Nestlé puts faith in Ecuadorian cocoa

Marketers at Nestlé hope to make the public excited about chocolate by foregrounding the origins of their cocoa beans. By Gemma Charles

Chocolate is still a favourite indulgence of the nation but sales are flagging. The solution, according to Nestlé Rowntree, could be to market products by provenance. The company hopes that chocolate can sit alongside products such as wine, coffee and cheese, which stress the origins, whether regional or national, of the product as a way into consumers’ hearts and, more importantly, wallets.

The marketers at Nestlé say they are on a long-term mission to educate the UK population on the intricacies of chocolate by calling attention to the origin of the beans. In the case of new launch Double Cream, the beans come from Ecuador. However, one retail expert on provenance says that massmarket chocolate brands will not lend themselves to such a strategy.

In real terms the chocolate sector has barely advanced during the past five years. In 1997 retail sales of chocolate by value was &£3.01bn, according to Mintel. Estimates suggest that by the end of 2002 the figure will have risen only to &£3.24bn. Disregarding inflation, this represents only a one per cent rise over five years.

But chocolate is still a lucrative sector and brands are highly sought-after properties, as shown by the feeding frenzy surrounding the possible sale of American independent manufacturer Hershey.

Nestlé is investing in the Double Cream launch and has earmarked &£34m for a five-year marketing campaign. Television advertising, which broke last week, carries the message that the chocolate is a premium product made from Ecuadorian cocoa beans. Nestlé marketing director Andrew Harrison says: “This is a big, important category but it has been flat. We think Double Cream offers the trade an opportunity to bring value back to the category.”

Harrison says that in a decade or two consumers in Britain could come to understand that different kinds of cocoa beans give different tastes. “Whether it will get as far as them knowing the difference between Ecuadorian versus Ghanaian, I don’t know. At the moment people are very inarticulate about chocolate, they don’t really have a vocabulary to describe the taste of chocolate apart from saying that it is very chocolatey.”

Competitors are taking the threat of Double Cream very seriously. Cadbury’s has gone for a price promotion, cutting its Dairy Milk back to its 1992 price, 25p, while Masterfoods is rumoured to be reassessing the Galaxy brand in response to the Nestlé’s launch.

Harrison calls Cadbury’s price cutting “crazy economics” and says that the move “commoditises the product and will reduce the value of the market even more.”

Rolf Fallegger, the managing director of Lindt, says: “During the past few years we have seen a clear trend towards more premium chocolate in the UK. Unlike the mass market, the premium market is growing, driven by new products, strong marketing and trade support.”

He agrees with Nestlé’s assertion that marketing products through provenance has potential. Lindt offers block chocolate under the Excellence umbrella brand, with the products stressing the origin of the cocoa beans. The range includes chocolate from Ghana, Madagascar and Ecuador.
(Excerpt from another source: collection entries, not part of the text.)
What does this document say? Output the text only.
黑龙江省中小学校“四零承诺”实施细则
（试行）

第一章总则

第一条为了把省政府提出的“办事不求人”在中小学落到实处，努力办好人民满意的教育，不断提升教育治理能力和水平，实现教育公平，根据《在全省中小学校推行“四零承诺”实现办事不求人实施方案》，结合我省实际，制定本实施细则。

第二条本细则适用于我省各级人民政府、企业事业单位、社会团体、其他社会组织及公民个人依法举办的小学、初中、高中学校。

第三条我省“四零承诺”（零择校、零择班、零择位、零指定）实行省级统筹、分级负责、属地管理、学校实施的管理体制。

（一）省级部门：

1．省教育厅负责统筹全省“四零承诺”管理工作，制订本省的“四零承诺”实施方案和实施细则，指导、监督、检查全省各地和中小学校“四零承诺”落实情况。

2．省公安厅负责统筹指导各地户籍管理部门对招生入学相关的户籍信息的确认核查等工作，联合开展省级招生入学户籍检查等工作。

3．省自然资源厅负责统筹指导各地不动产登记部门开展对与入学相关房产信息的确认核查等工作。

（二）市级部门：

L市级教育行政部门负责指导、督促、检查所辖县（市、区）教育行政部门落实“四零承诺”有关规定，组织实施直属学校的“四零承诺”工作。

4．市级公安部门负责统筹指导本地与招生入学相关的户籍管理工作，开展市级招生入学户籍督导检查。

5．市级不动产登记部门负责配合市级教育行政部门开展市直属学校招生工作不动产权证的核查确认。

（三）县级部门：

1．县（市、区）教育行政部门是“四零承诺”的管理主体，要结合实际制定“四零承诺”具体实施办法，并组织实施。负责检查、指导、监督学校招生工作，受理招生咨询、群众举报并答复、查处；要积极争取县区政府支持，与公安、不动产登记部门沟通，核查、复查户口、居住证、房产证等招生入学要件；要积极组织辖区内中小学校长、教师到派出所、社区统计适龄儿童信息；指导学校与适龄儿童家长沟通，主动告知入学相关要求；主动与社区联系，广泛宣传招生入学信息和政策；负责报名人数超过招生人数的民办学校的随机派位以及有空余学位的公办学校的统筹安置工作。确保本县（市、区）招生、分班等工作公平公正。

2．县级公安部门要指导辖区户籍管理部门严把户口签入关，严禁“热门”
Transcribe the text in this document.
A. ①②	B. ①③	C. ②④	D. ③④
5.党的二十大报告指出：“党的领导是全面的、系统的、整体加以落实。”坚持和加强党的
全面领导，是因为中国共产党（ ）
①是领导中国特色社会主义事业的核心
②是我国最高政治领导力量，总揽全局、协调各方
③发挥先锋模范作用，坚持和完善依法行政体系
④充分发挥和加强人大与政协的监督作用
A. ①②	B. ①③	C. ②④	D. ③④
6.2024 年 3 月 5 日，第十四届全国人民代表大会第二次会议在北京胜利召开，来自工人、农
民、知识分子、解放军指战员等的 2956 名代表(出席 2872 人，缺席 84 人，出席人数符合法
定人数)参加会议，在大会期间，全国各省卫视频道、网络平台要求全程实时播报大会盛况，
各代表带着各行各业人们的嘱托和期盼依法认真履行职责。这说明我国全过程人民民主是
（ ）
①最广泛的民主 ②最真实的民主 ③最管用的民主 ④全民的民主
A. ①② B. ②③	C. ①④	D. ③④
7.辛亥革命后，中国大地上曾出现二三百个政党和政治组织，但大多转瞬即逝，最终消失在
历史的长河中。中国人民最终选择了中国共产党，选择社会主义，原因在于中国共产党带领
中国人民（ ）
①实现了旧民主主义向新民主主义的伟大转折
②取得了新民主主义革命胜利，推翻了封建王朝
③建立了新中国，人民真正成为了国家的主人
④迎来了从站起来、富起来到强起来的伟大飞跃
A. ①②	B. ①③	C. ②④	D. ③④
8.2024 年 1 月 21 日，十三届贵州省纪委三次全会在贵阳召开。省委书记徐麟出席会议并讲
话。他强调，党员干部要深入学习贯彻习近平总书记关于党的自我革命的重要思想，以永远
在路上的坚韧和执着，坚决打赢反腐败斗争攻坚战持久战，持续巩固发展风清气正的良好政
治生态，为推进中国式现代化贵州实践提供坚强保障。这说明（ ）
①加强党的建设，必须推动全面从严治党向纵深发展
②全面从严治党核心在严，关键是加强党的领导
Other food sectors are also looking to provenance as a marketing tool. British Cheese Board secretary Nigel White says he is trying to reposition cheese products to present them in the same way as wine is marketed.

White says the cheese sector in the UK grows about one to two per cent by value a year. Retail sales have been static but food service and food manufacturers have driven the growth. He adds that cheddar still dominates with 55 per cent of all retail sales but there is segmentation within the cheddar sector, in particular with vintage and branded cheddar.

He says the market became undifferentiated in the Seventies and Eighties. To a large extent this is what the supermarkets wanted as it meant that they could buy cheese more cheaply.

But he also says that growing consumer interest in provenance has made supermarkets think twice about commoditising cheese. He bemoans the fact that the sector lacks education at point of purchase and on the packaging of the product.

Chris Booth, marketing director at upmarket chain Booths Supermarkets – which has won awards for its wine retailing – says that the marketing of wine on its provenance is centuries old. He adds: “The biggest thing that has changed in the past 20 years is the way that the New World wines have marketed themselves. Instead of saying where the wine has come from, they have marketed it through the grape type.”

Booth has also overseen a research project into which brands could benefit using provenance. He says confectionery is one of the sectors seen as least likely to be able to use provenance. He says the project would have more credibility if undertaken by a small organic brand such as Green & Black’s than by a giant on the scale of Nestlé.

Whether baskets of chocolate will be ranged along supermarket shelves with the name of cocoa beans displayed above them seems to depend on the consumers’ sophistication of palate and willingness to be educated about the product. Nestlé is beginning to experiment with this strategy but whether others will follow in its footsteps is still open to question.